PiZan Pizza is open 11 a.m. to 10 p.m. Sunday through Thursday and until midnight Friday and Saturday.
PiZan’s wood-fired oven can get pizzas out in four to five minutes, allowing customers to get creative with the toppings and still get a whole pizza “almost as fast as a by-the-slice restaurant,” Flynn said.
“We have some specialty pizzas, like the popular Average Joe, which has Graziano’s sausage from Des Moines, but the point is customers can come in and get whatever they want,” Flynn said. “It’s as customizable as you can get.”
The pizza joint has over fifty sauces, toppings and finishers that can be put on pizza, pasta and salads.
PiZan Pizza opened its doors Wednesday, May 31 at 113 Iowa Ave, in the space formerly occupied by the Pita Pit. — photo by Lauren Shotwell
Customers can also order pizzas next door in Joe’s Place, which is owned by Flynn as well along with several other restaurants in the Iowa City area. A window connects the two restaurants so customers in Joe’s Place can easily walk up to the window and place an order with PiZan.
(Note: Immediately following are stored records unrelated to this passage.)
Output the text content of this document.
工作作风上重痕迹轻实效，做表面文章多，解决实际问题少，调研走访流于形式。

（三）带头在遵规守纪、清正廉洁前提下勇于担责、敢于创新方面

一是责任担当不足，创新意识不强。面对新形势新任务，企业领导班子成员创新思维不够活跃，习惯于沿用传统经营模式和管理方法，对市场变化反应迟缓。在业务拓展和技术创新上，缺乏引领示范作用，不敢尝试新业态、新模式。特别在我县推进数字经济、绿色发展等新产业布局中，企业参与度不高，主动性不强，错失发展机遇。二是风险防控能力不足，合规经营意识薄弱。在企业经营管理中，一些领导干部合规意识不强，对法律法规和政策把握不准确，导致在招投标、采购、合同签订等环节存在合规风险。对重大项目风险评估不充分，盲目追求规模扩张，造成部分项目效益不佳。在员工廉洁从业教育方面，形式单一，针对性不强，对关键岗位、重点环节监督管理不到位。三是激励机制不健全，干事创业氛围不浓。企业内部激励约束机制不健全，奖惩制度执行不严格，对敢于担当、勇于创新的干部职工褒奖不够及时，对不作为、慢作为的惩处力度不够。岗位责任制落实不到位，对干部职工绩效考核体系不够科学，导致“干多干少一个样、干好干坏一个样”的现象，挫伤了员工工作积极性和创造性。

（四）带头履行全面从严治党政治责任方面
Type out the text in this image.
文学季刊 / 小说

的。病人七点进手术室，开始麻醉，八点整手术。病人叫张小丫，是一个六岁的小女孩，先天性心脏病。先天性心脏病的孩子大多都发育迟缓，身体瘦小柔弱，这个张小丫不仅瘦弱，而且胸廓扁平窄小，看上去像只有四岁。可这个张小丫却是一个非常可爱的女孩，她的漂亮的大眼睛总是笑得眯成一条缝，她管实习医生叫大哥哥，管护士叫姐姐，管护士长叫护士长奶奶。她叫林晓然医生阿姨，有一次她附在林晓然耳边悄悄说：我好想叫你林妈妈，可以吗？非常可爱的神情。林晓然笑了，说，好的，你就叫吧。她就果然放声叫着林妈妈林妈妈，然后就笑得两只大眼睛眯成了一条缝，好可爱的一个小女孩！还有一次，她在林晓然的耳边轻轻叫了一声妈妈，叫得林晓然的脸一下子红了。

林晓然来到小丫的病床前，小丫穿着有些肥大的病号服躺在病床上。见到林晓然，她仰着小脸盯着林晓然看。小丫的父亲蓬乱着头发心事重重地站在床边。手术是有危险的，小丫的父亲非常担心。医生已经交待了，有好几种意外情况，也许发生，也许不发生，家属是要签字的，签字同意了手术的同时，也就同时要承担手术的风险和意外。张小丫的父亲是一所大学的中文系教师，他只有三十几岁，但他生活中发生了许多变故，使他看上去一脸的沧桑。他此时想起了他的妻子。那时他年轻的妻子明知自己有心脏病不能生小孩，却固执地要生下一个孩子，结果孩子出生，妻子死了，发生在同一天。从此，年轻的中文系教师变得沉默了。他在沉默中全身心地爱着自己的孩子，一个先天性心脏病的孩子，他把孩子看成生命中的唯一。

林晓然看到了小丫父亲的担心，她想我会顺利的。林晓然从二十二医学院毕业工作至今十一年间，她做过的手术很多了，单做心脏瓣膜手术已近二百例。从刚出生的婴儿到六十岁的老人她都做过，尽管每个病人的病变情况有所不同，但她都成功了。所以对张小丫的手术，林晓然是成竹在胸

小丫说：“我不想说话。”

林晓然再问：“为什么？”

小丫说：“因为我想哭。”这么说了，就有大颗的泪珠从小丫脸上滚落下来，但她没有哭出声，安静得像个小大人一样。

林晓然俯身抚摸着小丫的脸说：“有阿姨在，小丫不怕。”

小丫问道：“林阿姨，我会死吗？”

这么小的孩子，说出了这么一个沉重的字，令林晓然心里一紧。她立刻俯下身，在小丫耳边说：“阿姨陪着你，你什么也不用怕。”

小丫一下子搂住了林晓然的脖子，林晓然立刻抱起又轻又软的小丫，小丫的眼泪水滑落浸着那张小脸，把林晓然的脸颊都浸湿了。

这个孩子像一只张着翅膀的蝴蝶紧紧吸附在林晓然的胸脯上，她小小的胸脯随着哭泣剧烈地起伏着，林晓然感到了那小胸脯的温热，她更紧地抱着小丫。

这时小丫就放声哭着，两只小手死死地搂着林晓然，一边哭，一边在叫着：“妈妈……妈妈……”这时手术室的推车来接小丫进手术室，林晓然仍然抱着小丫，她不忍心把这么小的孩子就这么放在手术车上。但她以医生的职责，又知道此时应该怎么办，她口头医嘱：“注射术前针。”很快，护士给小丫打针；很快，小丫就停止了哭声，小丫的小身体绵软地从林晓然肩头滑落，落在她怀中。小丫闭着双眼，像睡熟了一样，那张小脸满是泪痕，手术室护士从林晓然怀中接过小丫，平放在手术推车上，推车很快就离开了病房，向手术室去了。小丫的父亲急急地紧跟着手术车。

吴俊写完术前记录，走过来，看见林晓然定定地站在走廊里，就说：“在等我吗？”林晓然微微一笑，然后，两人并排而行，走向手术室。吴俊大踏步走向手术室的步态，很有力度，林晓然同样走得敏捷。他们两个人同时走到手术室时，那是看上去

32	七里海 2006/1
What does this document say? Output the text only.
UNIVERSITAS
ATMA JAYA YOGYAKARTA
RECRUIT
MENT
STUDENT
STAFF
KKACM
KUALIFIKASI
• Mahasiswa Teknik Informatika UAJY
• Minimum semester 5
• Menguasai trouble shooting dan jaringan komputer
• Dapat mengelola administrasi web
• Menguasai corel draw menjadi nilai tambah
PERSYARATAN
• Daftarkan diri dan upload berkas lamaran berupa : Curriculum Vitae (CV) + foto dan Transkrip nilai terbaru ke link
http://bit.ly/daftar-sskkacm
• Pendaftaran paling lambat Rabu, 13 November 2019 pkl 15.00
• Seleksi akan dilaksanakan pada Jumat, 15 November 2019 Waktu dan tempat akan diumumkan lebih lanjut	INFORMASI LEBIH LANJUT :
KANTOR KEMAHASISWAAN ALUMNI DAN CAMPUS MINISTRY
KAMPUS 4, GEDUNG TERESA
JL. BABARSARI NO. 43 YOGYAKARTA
“We’re working to get a mobile ordering system up and running,” Flynn said. “Someone in Joe’s Place could place an order and get a notification on their phone telling them to pick up their pizza at the window when it’s ready.”
Joe’s Place is working on opening a rooftop patio later this summer and Flynn said he hopes to have mobile ordering available to patio patrons.
“Having the two restaurants staying separate but still working together really is a different machine, so we’re still tinkering with the system to find out what works, but I think we really have something here,” he said.